Pobierz dane for formacie GeoJson z wybranego źródła 

 

Źródło 1 

https://www.data.gov.uk/ 

https://environment.data.gov.uk/catchment-planning/v/c3-plan 

Źródło 2 

https://geojson.io/#map=2/0/20 

Źródło 3 

dbfs:/databricks-datasets/nyctaxi/ 

 

Zadanie 1 

Stwórz notatnik w którym użyjesz poniższych funkcji: 

Policz odległość pomiędzy punktami, sprawdź czy dany punkt geograficzny znajduje się w poligonie.
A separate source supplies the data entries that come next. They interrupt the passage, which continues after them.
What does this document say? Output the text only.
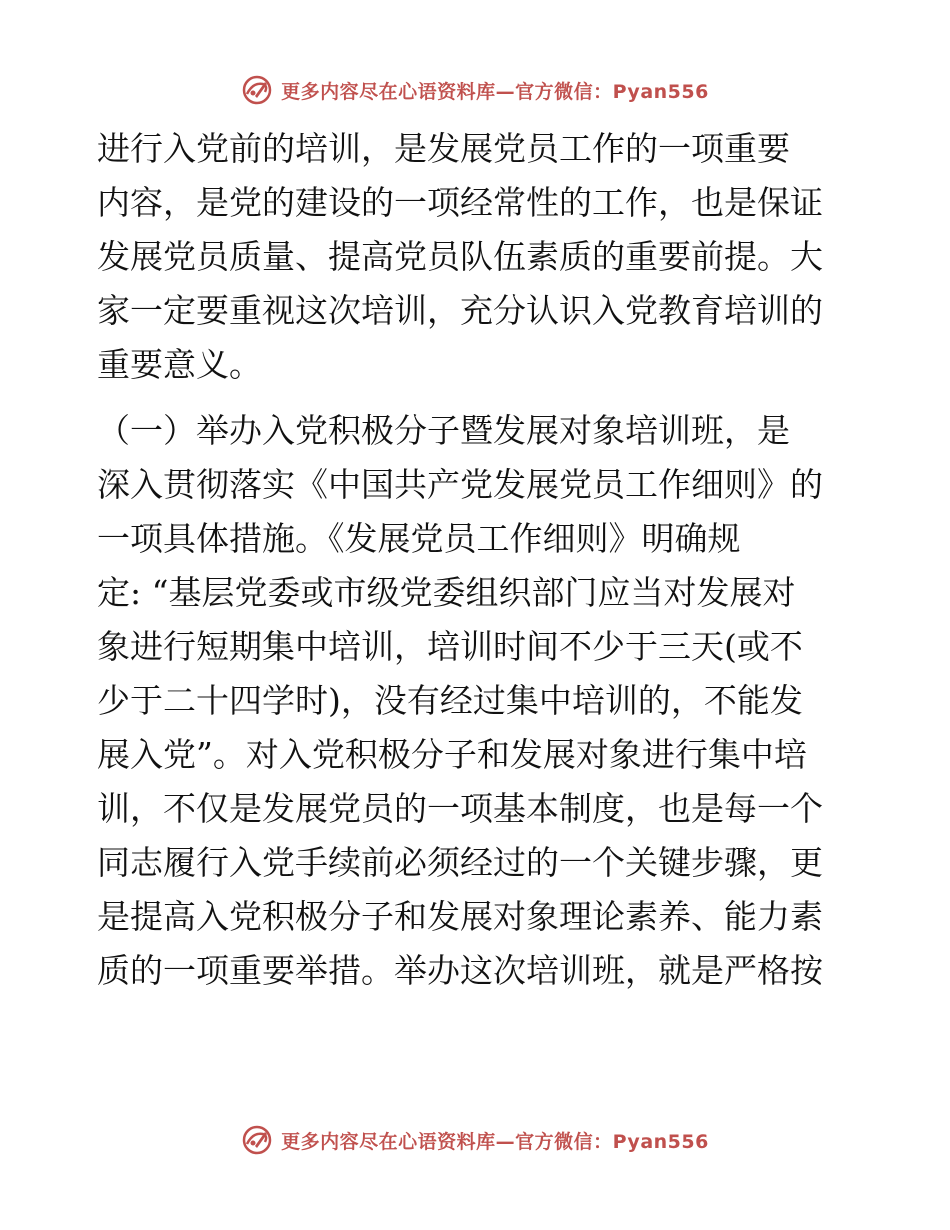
更多内容尽在心语资料库—官方微信：Pyan556
进行入党前的培训，是发展党员工作的一项重要
内容，是党的建设的一项经常性的工作，也是保证
发展党员质量、提高党员队伍素质的重要前提。大
家一定要重视这次培训，充分认识入党教育培训的
重要意义。
（一）举办入党积极分子暨发展对象培训班，是
深入贯彻落实《中国共产党发展党员工作细则》的
一项具体措施。《发展党员工作细则》明确规
定: “基层党委或市级党委组织部门应当对发展对
象进行短期集中培训，培训时间不少于三天(或不
少于二十四学时)，没有经过集中培训的，不能发
展入党”。对入党积极分子和发展对象进行集中培
训，不仅是发展党员的一项基本制度，也是每一个
同志履行入党手续前必须经过的一个关键步骤，更
是提高入党积极分子和发展对象理论素养、能力素
质的一项重要举措。举办这次培训班，就是严格按
更多内容尽在心语资料库—官方微信：Pyan556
Jeśli dane nie mają poligonu to możesz go stworzyć.  

Jeżeli dane z wybranego źródła nie mają wystarczająco danych żeby wykonać wszystkie funkcje, użyj innego źródła. 
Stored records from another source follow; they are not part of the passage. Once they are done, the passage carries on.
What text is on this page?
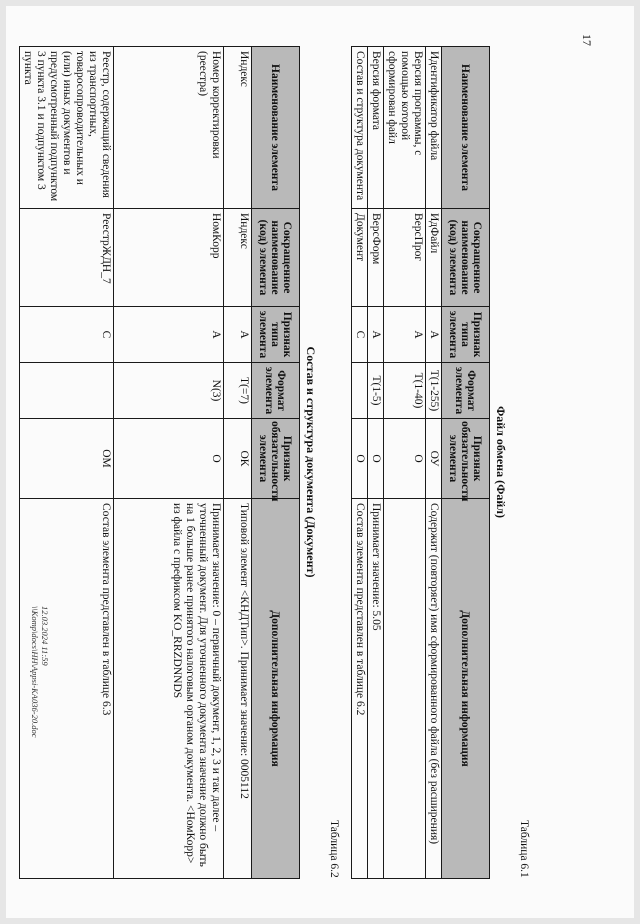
17
Таблица 6.1
Файл обмена (Файл)
Наименование элемента	Сокращенное наименование (код) элемента	Признак типа элемента	Формат элемента	Признак обязательности элемента	Дополнительная информация
Идентификатор файла	ИдФайл	А	Т(1-255)	ОУ	Содержит (повторяет) имя сформированного файла (без расширения)
Версия программы, с помощью которой сформирован файл	ВерсПрог	А	Т(1-40)	О	
Версия формата	ВерсФорм	А	Т(1-5)	О	Принимает значение: 5.05
Состав и структура документа	Документ	С		О	Состав элемента представлен в таблице 6.2
Таблица 6.2
Состав и структура документа (Документ)
Наименование элемента	Сокращенное наименование (код) элемента	Признак типа элемента	Формат элемента	Признак обязательности элемента	Дополнительная информация
Индекс	Индекс	А	Т(=7)	ОК	Типовой элемент <КНДТип>. Принимает значение: 0005112
Номер корректировки (реестра)	НомКорр	А	N(3)	О	Принимает значение: 0 – первичный документ, 1, 2, 3 и так далее – уточненный документ. Для уточненного документа значение должно быть на 1 больше ранее принятого налоговым органом документа. <НомКорр> из файла с префиксом KO_RRZDNNDS
Реестр, содержащий сведения из транспортных, товаросопроводительных и (или) иных документов и предусмотренный подпунктом 3 пункта 3.1 и подпунктом 3 пункта	РеестрЖДН_7	С		ОМ	Состав элемента представлен в таблице 6.3
12.03.2024 11:59
\\Komp\docs\НН\Appsi-КА036-20.doc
Użyj jednej z wybranych bibliotek GeoMesa lub Mosaic lub Sedona. 

ST_Area 

ST_Distance 

ST_Contains 

ST_Intersects 

ST_Within 

In [0]:
%pip install databricks-mosaic


Python interpreter will be restarted.
Collecting databricks-mosaic
  Downloading databricks_mosaic-0.3.14-py3-none-any.whl (81.5 MB)
Collecting keplergl==0.3.2
  Downloading keplergl-0.3.2.tar.gz (9.7 MB)
  Installing build dependencies: started
  Installing build dependencies: finished with status 'done'
  Getting requirements to build wheel: started
  Getting requirements to build wheel: finished with status 'done'
    Preparing wheel metadata: started
    Preparing wheel metadata: finished with status 'done'
Collecting h3==3.7.3
  Downloading h3-3.7.3-cp38-cp38-manylinux2010_x86_64.whl (805 kB)
Collecting geopandas>=0.5.0
  Downloading geopandas-0.13.2-py3-none-any.whl (1.1 MB)
Collecting Shapely>=1.6.4.post2
  Downloading shapely-2.0.7-cp38-cp38-manylinux_2_17_x86_64.manylinux2014_x86_64.whl (2.5 MB)
Collecting traittypes>=0.2.1
  Downloading traittypes-0.2.1-py2.py3-none-any.whl (8.6 kB)
Collecting pyproj>=3.0.1
  Downloading pyproj-3.5.0-cp38-cp38-manylinux_2_17_x86_64.manylinux2

In [0]:
from mosaic import enable_mosaic
from pyspark.sql import functions as F

enable_mosaic(spark)



                Please use a Databricks:
                    - Photon-enabled Runtime for performance benefits
                    - Runtime ML for spatial AI benefits
                Mosaic will stop working on this cluster after v0.3.x.


## Załadowanie danych

In [0]:
from pyspark.sql.functions import explode, to_json, col, expr

polygon_df = (
    spark.read.option("multiline", "true").json("dbfs:/FileStore/tables/region.geojson")
    .select(explode("features").alias("feature"))
    .select(to_json(col("feature.geometry")).alias("geometry_json"))
    .withColumn("polygon_geom", expr("st_geomfromgeojson(geometry_json)"))
    .drop("geometry_json")
)

polygon_df.createOrReplaceTempView("region")
polygon_df.show()

+--------------------+
|        polygon_geom|
+--------------------+
|{3, 4326, [[[20.0...|
+--------------------+



In [0]:
from pyspark.sql import Row

point_df = spark.createDataFrame([
    Row(wkt_point="POINT(21.0122 52.2297)")
]).withColumn("point_geom", expr("st_geomfromwkt(wkt_point)"))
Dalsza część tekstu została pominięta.